Джалита | страница 99



И горячие аплодисменты зала, и результаты проверки, и сами объективные изменения, которые произошли за этот год, подтверждают: сказанное Инзубовым не было клеветой, оно было обоснованным, имело реальную почву. Как член горкома он хорошо знал настроение активистов, видел обстановку в горкоме. Всё это вызывало у него тревогу. Он не шептался по углам, не писал анонимок, а вышел на трибуну, избрав самый честный способ сказать своё мнение. Он полностью отвечал за свои слова, понимая серьёзность обвинений. Разве так действуют, в нашем понимании, кляузники?

Из разговоров с Никульшиным я поняла следующее: его возмутило не столько содержание выступления, сколько сам факт открытой критики его, первого секретаря. Он не мог простить, что против него выступил рядовой член горкома, скромный работник книготорга, от которого ждали запланированного второстепенного доклада о пользе книгораспространения. И выступил на городском пленуме, где собрался цвет актива! Вот в чём видел Никульшин основной вред и проявление этой самой «политической незрелости». Вот что дало ему основание обвинить Инзубова во всех грехах — и в действии исподтишка, и в подлости, и в корысти.

Какая-то недоговорённость сопутствовала моему стремлению разобраться в этой истории. «Да, у Никульшина есть недостатки, но…», «Да, мы знаем о его отрицательных чертах, но…» — примерно так отвечал на мои вопросы первый секретарь Крымского обкома комсомола Иван Ступицкий.

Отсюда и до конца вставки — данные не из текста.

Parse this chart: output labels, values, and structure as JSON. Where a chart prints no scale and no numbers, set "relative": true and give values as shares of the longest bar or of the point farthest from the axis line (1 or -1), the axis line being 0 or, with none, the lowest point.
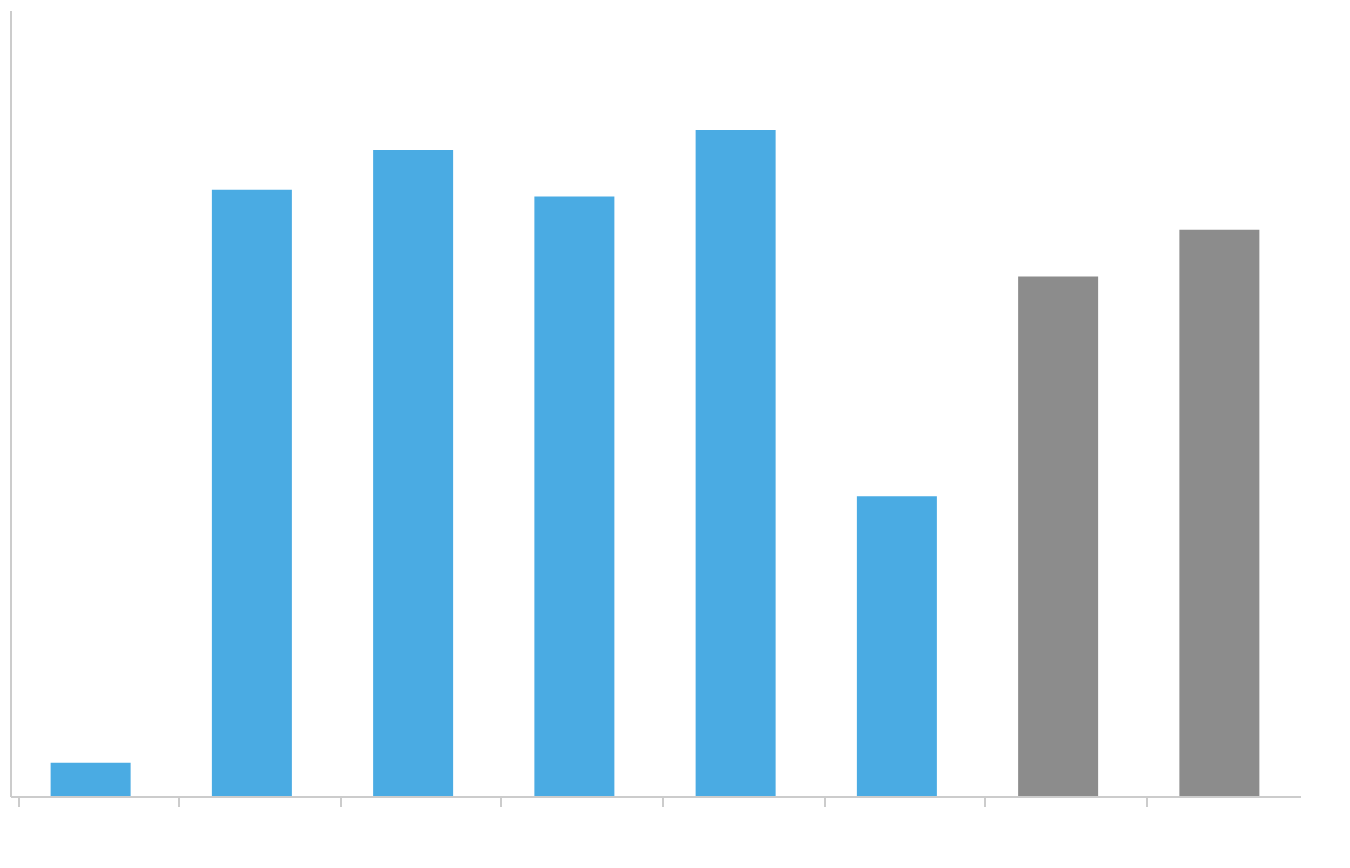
{
  "chart_data": {
    "type": "bar",
    "relative": true,
    "categories": [
      null,
      null,
      null,
      null,
      null,
      null,
      null,
      null
    ],
    "values": [
      0.05,
      0.91,
      0.97,
      0.9,
      1,
      0.45,
      0.78,
      0.85
    ],
    "colors": [
      "#4aabe3",
      "#4aabe3",
      "#4aabe3",
      "#4aabe3",
      "#4aabe3",
      "#4aabe3",
      "#8c8c8c",
      "#8c8c8c"
    ],
    "grid": false
  }
}
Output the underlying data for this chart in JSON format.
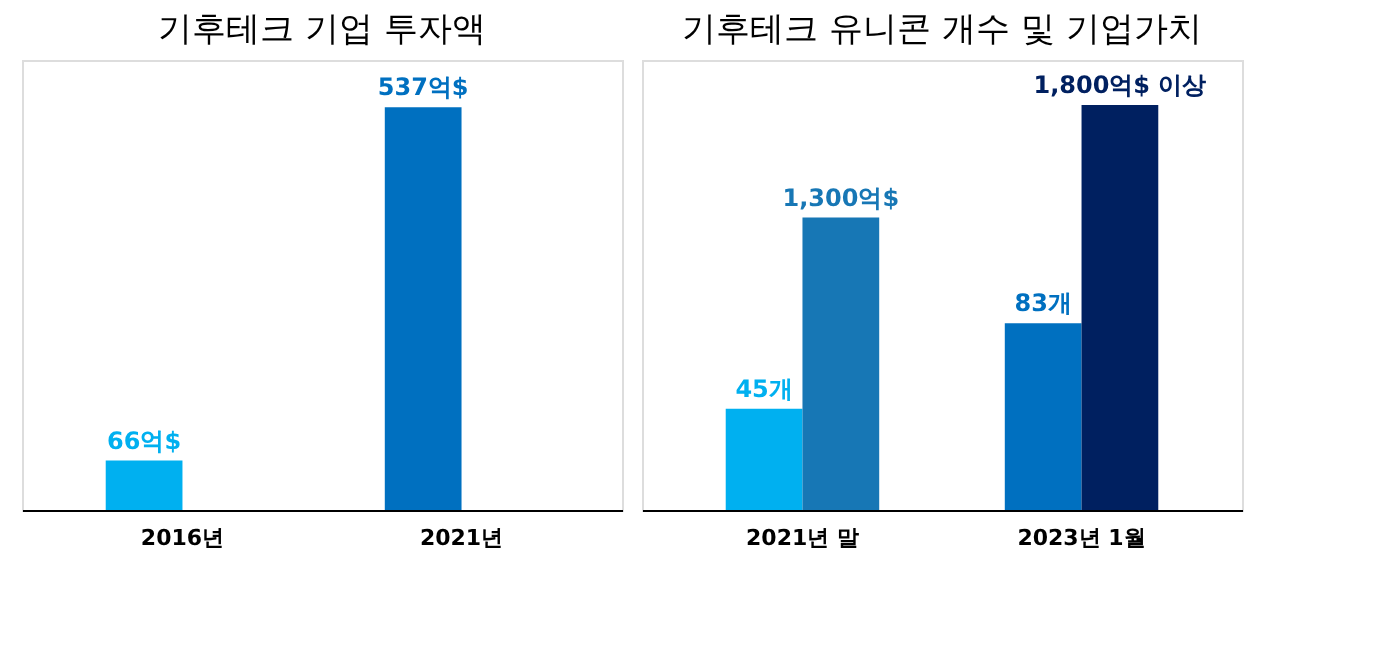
{
  "chart_data": [
    {
      "type": "bar",
      "title": "기후테크 기업 투자액",
      "categories": [
        "2016년",
        "2021년"
      ],
      "ylim": [
        0,
        600
      ],
      "tick_labels": "x",
      "series": [
        {
          "values": [
            66,
            537
          ],
          "colors": [
            "#00b0f0",
            "#0070c0"
          ],
          "value_labels": [
            "66억$",
            "537억$"
          ]
        }
      ]
    },
    {
      "type": "bar",
      "title": "기후테크 유니콘 개수 및 기업가치",
      "categories": [
        "2021년 말",
        "2023년 1월"
      ],
      "ylim": [
        0,
        200
      ],
      "y2lim": [
        0,
        2000
      ],
      "tick_labels": "x",
      "series": [
        {
          "values": [
            45,
            83
          ],
          "colors": [
            "#00b0f0",
            "#0070c0"
          ],
          "value_labels": [
            "45개",
            "83개"
          ]
        },
        {
          "axis": "y2",
          "values": [
            1300,
            1800
          ],
          "colors": [
            "#1777b5",
            "#002060"
          ],
          "value_labels": [
            "1,300억$",
            "1,800억$ 이상"
          ]
        }
      ]
    }
  ]
}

Он согласился, что в рекомендации Инзубову отказали без оснований, хотя заметил, что «вообще этот Инзубов желчный человек…» Ступицкий заверил, что с рекомендацией они «исправят», и намекнул о нежелании касаться событий в Ялте.

— Надо, чтобы Никульшин работал, — с ударением произнёс он. — Понимаете?

В этом «понимаете» был гипнотизирующе непонятный оттенок. Но ведь редакция вовсе не ставила своей целью добиваться снятия Никульшина и не собиралась зачёркивать его заслуг. Так же, кстати, как не хотел этого и Инзубов. Интересно, что в ходе проверки члены комиссии больше всего интересовались «целями», которые он преследовал. Личные цели понять, очевидно, проще, чем беспокойство за общественное дело, искреннее желание вскрыть недостатки. До сих пор Никульшин недоумевает: «Не понимаю, что я ему сделал…»

А недоумение это возникает потому, что в критике не видят того, чем она должна являться на деле — средством борьбы с недостатками. Критическое выступление, пусть резкое, в общем-то, явление нормальное, даже необходимое. А тут оно стало событием скандальным, чрезвычайным, из ряда вон выходящим. В чём же дело? Откуда такое мнение? Из страха, что критика с трибуны непоправимо компрометирует человека, подрывает его авторитет?